# Java & Dreamweaver



## Gast (11. Apr 2007)

Hallo zusammen!

Eine kleine Informatikstudentin hat da mal ne Frage... ;-)
Hab mit dem Dreamweaver Programm nen Java-Quellcode erstellt. Wie kann ich jetzt sehen, wie die Seite aussehen würde, da die Option "Vorschau im Browser" irgendwie nicht funkt...

Schonmal danke


----------



## Wildcard (11. Apr 2007)

Das ist kein Java sondern Javascript. Du bist hier falsch.
*verschieb*


----------



## L-ectron-X (11. Apr 2007)

Ich kenne den Dreamweaver nur vom Namen (das Programm ist mit zu teuer).
Im Prinzip brauchst du doch nur das Script in eine Webseite setzen und die Webseite dann in einen Browser laden.


----------



## AlArenal (12. Apr 2007)

Ich würde mir an deiner Stelle mal die Macromedia-übich sehr gute Doku vom DW reinziehen.
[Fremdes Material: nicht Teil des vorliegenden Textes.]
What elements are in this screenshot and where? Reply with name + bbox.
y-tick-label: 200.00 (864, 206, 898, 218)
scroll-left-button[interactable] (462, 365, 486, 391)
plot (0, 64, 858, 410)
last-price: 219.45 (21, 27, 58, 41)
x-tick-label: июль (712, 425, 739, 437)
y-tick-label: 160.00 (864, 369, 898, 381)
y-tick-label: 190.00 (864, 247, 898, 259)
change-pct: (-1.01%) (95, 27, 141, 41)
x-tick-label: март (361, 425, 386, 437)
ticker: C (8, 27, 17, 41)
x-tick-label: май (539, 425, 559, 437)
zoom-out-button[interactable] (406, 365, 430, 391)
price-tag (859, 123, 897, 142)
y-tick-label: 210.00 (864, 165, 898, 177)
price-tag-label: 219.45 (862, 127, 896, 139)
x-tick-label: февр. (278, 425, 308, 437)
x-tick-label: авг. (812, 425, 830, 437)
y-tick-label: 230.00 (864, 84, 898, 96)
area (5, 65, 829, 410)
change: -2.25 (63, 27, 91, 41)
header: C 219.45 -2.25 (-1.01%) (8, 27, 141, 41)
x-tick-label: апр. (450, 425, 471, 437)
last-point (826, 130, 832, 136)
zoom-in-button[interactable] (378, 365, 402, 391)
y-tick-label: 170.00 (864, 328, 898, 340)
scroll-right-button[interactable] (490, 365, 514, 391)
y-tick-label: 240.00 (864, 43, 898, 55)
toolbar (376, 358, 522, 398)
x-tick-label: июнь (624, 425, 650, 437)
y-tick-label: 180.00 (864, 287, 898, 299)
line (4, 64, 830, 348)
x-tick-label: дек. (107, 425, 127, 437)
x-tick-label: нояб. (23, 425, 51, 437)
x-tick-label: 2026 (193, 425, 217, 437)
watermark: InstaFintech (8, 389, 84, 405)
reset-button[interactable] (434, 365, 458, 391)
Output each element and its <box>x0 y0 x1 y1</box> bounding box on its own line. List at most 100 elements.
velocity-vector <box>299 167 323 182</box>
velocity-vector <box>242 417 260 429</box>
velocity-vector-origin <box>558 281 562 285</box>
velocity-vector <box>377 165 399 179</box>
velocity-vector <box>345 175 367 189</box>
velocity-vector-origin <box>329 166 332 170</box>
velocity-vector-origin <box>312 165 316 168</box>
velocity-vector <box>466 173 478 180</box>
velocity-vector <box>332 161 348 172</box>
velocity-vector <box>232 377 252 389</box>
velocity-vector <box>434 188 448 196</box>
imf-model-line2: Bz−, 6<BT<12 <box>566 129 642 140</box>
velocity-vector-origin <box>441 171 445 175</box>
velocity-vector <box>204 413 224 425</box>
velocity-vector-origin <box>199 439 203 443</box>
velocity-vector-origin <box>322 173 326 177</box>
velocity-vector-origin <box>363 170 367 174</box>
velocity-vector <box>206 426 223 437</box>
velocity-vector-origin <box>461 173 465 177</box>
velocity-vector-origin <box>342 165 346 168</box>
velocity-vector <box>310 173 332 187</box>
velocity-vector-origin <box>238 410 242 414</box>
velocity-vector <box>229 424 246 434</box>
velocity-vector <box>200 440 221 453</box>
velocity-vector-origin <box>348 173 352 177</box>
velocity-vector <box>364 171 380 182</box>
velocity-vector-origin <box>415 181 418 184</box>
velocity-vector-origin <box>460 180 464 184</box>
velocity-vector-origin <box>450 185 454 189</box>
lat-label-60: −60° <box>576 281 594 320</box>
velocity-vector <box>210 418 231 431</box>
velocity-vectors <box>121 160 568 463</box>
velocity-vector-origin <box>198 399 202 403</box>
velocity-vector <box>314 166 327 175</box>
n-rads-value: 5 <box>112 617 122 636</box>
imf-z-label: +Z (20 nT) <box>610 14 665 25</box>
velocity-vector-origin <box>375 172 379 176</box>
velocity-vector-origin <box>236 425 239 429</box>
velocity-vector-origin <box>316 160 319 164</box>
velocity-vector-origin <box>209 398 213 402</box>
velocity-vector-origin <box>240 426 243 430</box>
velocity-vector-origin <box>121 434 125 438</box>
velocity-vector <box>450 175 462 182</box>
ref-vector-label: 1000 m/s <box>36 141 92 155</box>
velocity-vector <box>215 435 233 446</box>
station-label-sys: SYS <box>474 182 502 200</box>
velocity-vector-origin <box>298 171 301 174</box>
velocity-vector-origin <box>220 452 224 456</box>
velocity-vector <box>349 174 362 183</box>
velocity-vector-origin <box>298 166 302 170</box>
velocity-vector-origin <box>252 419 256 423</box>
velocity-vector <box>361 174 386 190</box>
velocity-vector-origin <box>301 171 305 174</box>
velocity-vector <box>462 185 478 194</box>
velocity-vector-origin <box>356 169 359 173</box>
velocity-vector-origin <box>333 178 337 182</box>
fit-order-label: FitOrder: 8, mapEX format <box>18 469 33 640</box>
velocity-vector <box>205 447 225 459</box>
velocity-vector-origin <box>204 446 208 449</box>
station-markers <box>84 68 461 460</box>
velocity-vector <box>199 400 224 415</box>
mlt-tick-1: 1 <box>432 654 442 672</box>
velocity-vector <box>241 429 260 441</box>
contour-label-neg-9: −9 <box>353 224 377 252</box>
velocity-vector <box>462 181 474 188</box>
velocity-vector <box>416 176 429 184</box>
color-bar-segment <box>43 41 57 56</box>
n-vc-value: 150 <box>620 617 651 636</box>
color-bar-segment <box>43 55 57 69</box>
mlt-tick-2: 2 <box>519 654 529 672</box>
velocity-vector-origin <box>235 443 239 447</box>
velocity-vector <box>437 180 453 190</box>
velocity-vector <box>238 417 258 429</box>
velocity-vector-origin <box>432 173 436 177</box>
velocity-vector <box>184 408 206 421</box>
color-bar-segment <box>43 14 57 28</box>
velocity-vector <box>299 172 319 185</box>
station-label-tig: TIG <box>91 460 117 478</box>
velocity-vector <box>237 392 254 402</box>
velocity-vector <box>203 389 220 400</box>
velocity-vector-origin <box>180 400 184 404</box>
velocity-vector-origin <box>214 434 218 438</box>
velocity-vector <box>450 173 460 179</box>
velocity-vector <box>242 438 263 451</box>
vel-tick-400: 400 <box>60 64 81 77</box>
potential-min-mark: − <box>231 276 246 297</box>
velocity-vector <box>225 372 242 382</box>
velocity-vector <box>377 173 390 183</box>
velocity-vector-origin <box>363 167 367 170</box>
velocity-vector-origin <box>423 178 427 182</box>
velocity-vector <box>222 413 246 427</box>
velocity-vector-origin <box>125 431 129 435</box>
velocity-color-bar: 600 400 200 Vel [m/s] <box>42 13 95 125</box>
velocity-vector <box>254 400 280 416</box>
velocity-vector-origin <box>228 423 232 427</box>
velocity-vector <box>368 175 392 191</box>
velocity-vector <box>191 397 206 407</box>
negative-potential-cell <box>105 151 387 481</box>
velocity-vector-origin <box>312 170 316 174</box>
Ich denke aber auch, dass ein Info-Student schon selbst auf die Idee kommen könnte, dass sich hinter dem Menü "Datei" -> "Vorschau in Browser" -> "Browserliste bearbeiten" etwas hilfreiches verbergen könnte...

@ele
Zu teuer ist relativ. Der DW ist seit Jahren der m.E. beste WYSIWYG-Editor auf dem Markt. Ich bin selbst mal gespannt ob die brandneue Version auch bei CSS nachgelegt hat und z.B. YAML-Sites richtig darstellt.


----------